In “Love in Translation,” in the Aug. 8 and 15 New Yorker, Lauren Collins wrote about learning to live in French after moving to Switzerland with her French husband. But she makes an astute observation about her native English:
Grammar offers few clues as to the parts of speech that are not so much idioms as loose affinities. How is one to know that inclement almost always goes with weather; that aspersions are cast but insults hurled; that observers are keen; that processions are orderly; that drinks, as someone apparently decreed sometime in the early years of this century, must be grabbed and e-mails shot?
Good question — and one that first-year international students at the J-school must surely be asking themselves right about now. So does anyone living or working in a new language.
Those “loose affinities” really are a subset of idiom — a “characteristic mode of expression,” according to one online dictionary. Editing a CUNY student from South America over the summer, I marked a number of corrections with “Idiom.” The student e-mailed that she didn’t understand what I meant by “idiom.” My explanation:
It can mean a group of words that has a special meaning of its own. You may understand every word in the idiom but not understand what the idiom means. . . .
But idiom can also mean — and this is what I meant several times in this piece — a normal, customary way of saying something, For example, we normally say “came to a conclusion,” not “got to,” or “is of interest to them,” rather than “of their interest.” English is especially idiomatic in terms of what preposition to use after what word. . . .
If I say something you’ve written, or quoted a source as saying, is “not idiomatic English,” it means it doesn’t sound like the natural way a native speaker would express something.
That’s what Collins was talking about. And that natural way of expression is what every non-native English-speaker at the J-school should be striving for.
Idiom changes with time and circumstances — hence Collins’s in the early years of this century (since e-mail had become commonplace just a few years years before). It’s not only drinks that can be grabbed. When a former boss of mine breezily asked, “Shall we grab a few?” my immediate reaction was, ” A few what? Brewskis?” (That’s slang, generally male, for beers.) But then I realize he meant a few minutes — in other words, to talk.
How does a non-native speaker understand such phrases when in that case even I didn’t? Mainly through listening and practice. Each August at international pre-orientation, I hand out a six-page list of English idioms that doesn’t even scratch the surface of (or make a dent in) of the thousands Americans use daily. If you need a copy, stop by room 432 during office hours or e-mail email@example.com.

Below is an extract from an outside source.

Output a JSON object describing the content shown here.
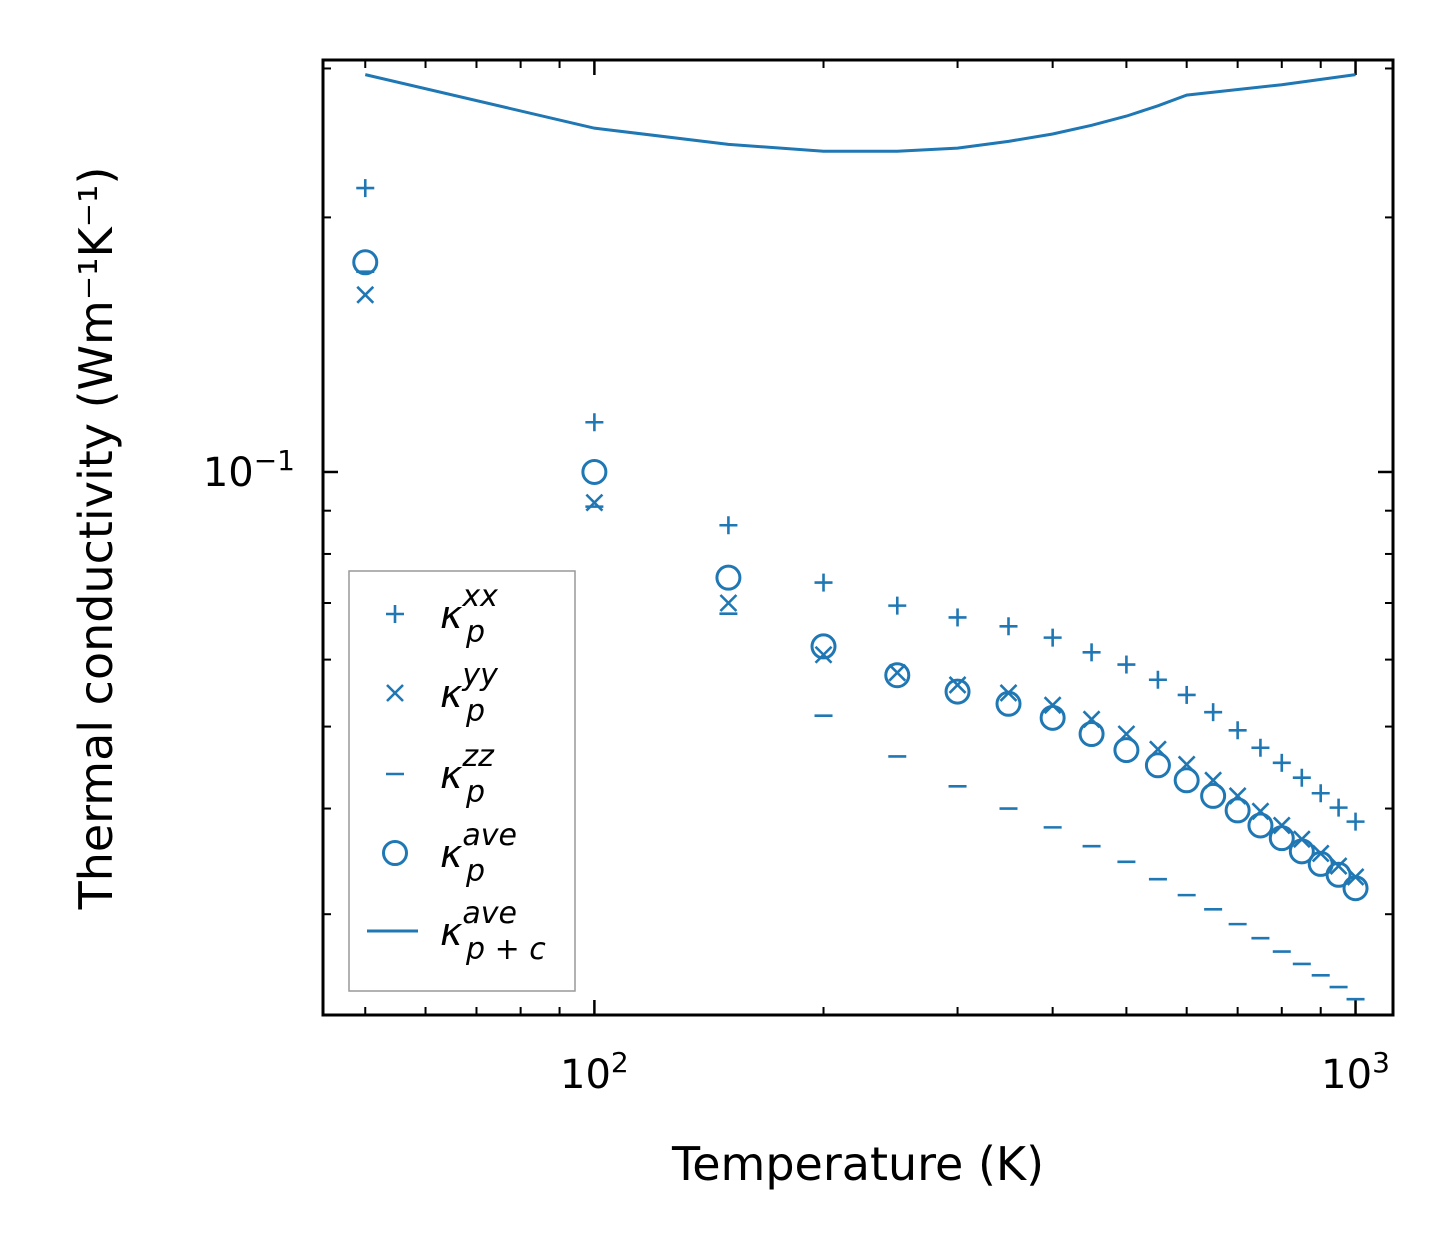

Overuse all too easily can turn idiom, which is desirable, into cliche, which is not. As a writer in English, Collins added:
I strained to avoid such formulations. But in French conformity was my ambition. Speaking offered a sense of community, the rare chance to crowdsource my personal thesaurus. . . . I was trying to join in, not to distinguish myself. I wasn’t a writer but a speaker. I wasn’t an observer but a participant. It was such a happy thing to strive for a cliché.
That word thesaurus also came up during my first office hours of the semester when Pauliina Sinlauer from Finland asked, “How do I find a synonym?” She was concerned that her writing would lack color if she used the same word over and over again.
Many vocabulary-building tools exist, and one is a thesaurus, a book of synonyms and related terms. A wide selection is now available online. Pauliina and I tested the top of the Google list — thesaurus.com — by searching for good. A list of 52 synonyms and 39 antonyms (opposites) came up, each linking to its own page. Not every synonym is appropriate in every case, especially in journalism: favorable and positive, yes, if they’re what you mean; rad, probably not. Here’s where a thesaurus can help you start distinguishing the nuances between words.
One thing I emphatically told Pauliina not to do was to reach so far for another word that she would fall into the trap of elegant variations like elongated yellow fruit for banana and fluffy white stuff for snow. Beginning journalists in particular would be well advised to avoid the thesaurus page for said. Having been taught not to repeat the same word over and over again, they too often stretch for substitutes like declared and opined and stated and expressed and assured when the journalistic convention is said. Really, it’ll do.
As the idiom says, it’s a slippery slope — that is, “a process or series of events that is hard to stop or control once it has begun and that usually leads to worse or more difficult things,” according to merrriamwebster.com. And as Collins would no doubt confirm, in English slopes do tend to be slippery.